WW2 cash hoard found under floor of Churchill’s tailor.
Bundles of decaying Second World War bank notes stashed away in case of Nazi invasion have been discovered under the floorboards of an old clothes store.
Shopfitters found the cash on the site of what was once Bradley Gowns – now a Cotswold Outdoor store – in Brighton.
The hoard of £1 and £5 notes adds up to about £30,000, which is the equivalent of more than £1m today.
Bradley Gowns – which had a flagship store in Chepstow Place, London – had a number of famous clientele, including members of the royal family and Winston Churchill.

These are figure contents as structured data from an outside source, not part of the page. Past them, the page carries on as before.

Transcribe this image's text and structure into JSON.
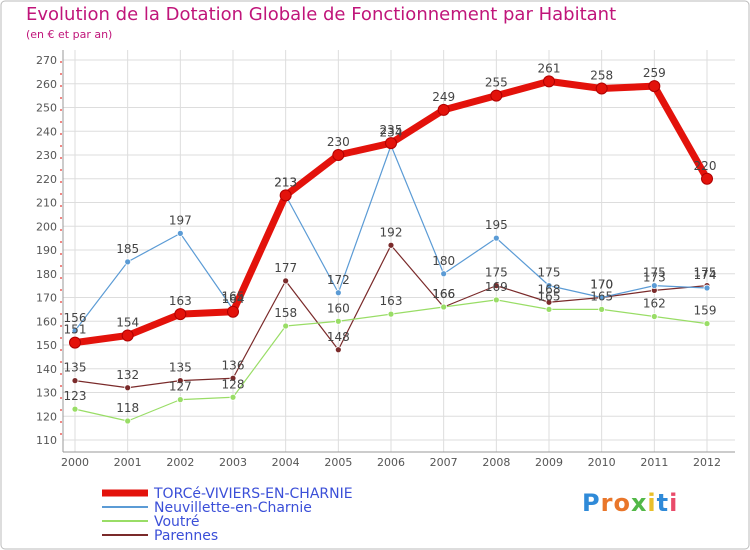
{
  "title": "Evolution de la Dotation Globale de Fonctionnement par Habitant",
  "subtitle": "(en € et par an)",
  "brand": "Proxiti",
  "chart_data": {
    "type": "line",
    "title": "Evolution de la Dotation Globale de Fonctionnement par Habitant",
    "subtitle": "(en € et par an)",
    "xlabel": "",
    "ylabel": "",
    "x": [
      "2000",
      "2001",
      "2002",
      "2003",
      "2004",
      "2005",
      "2006",
      "2007",
      "2008",
      "2009",
      "2010",
      "2011",
      "2012"
    ],
    "ylim": [
      110,
      270
    ],
    "yticks": [
      110,
      120,
      130,
      140,
      150,
      160,
      170,
      180,
      190,
      200,
      210,
      220,
      230,
      240,
      250,
      260,
      270
    ],
    "grid": true,
    "legend_position": "bottom-left",
    "series": [
      {
        "name": "TORCé-VIVIERS-EN-CHARNIE",
        "color": "#e3120b",
        "values": [
          151,
          154,
          163,
          164,
          213,
          230,
          235,
          249,
          255,
          261,
          258,
          259,
          220
        ],
        "labels": [
          "151",
          "154",
          "163",
          "164",
          "213",
          "230",
          "235",
          "249",
          "255",
          "261",
          "258",
          "259",
          "220"
        ]
      },
      {
        "name": "Neuvillette-en-Charnie",
        "color": "#5b9bd5",
        "values": [
          156,
          185,
          197,
          165,
          213,
          172,
          234,
          180,
          195,
          175,
          170,
          175,
          174
        ],
        "labels": [
          "156",
          "185",
          "197",
          "165",
          "213",
          "172",
          "234",
          "180",
          "195",
          "175",
          "170",
          "175",
          "174"
        ]
      },
      {
        "name": "Voutré",
        "color": "#99dd66",
        "values": [
          123,
          118,
          127,
          128,
          158,
          160,
          163,
          166,
          169,
          165,
          165,
          162,
          159
        ],
        "labels": [
          "123",
          "118",
          "127",
          "128",
          "158",
          "160",
          "163",
          "166",
          "169",
          "165",
          "165",
          "162",
          "159"
        ]
      },
      {
        "name": "Parennes",
        "color": "#7a2a2a",
        "values": [
          135,
          132,
          135,
          136,
          177,
          148,
          192,
          166,
          175,
          168,
          170,
          173,
          175
        ],
        "labels": [
          "135",
          "132",
          "135",
          "136",
          "177",
          "148",
          "192",
          "166",
          "175",
          "168",
          "170",
          "173",
          "175"
        ]
      }
    ]
  }
}
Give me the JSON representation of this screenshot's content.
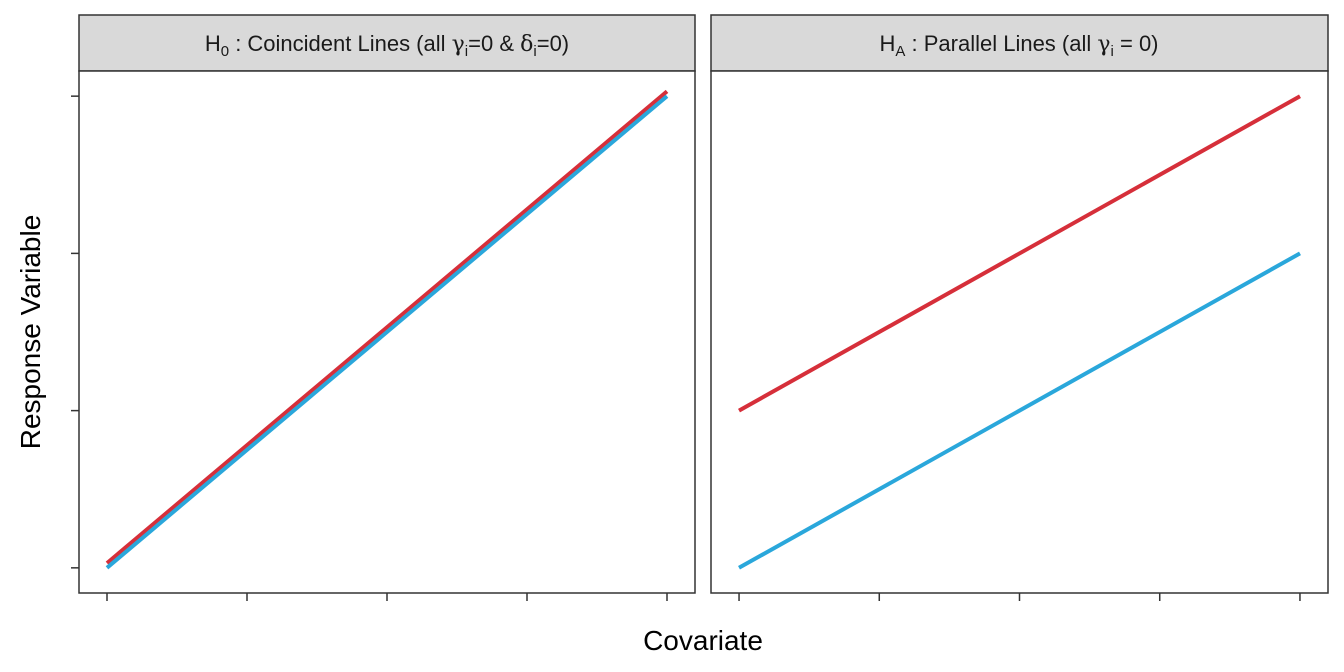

The Brighton branch was open from 1936 to 1973 and much of the money dates back to the 1940s, with a distinctive blue design identifying it as emergency wartime currency issued by the Bank of England at the start of that decade.
All of the money was covered in dirt and debris when it was pulled from beneath the floorboards and is now in the possession of Sussex Police for safekeeping.
Howard Bradley – the sole surviving heir of the family that ran the chain of shops – told The Brighton Argus he believed it had been hidden in case the forces of Adolf Hitler mounted a successful campaign on British soil.
“After Dunkirk it was looking pretty bleak,” he told the local newspaper.
“The family’s place in London was bombed. Banks were bombed. My grandmother even had to be rescued from under a pile of rubble after a doodlebug (a German rocket) hit the building she was in.
“People on the continent were buying their way out – out of Austria, out of France. They might have worried they’d have to buy their way out, maybe it was part of a getaway plan.”
While the Brighton store survived the war, Nazi bombing raids meant that some of the company buildings – including a hat-making facility in the capital – were destroyed.
The family firm lives on today as Bradley’s Quality Dry Cleaning, which is run by Mr Bradley in Milton Keynes.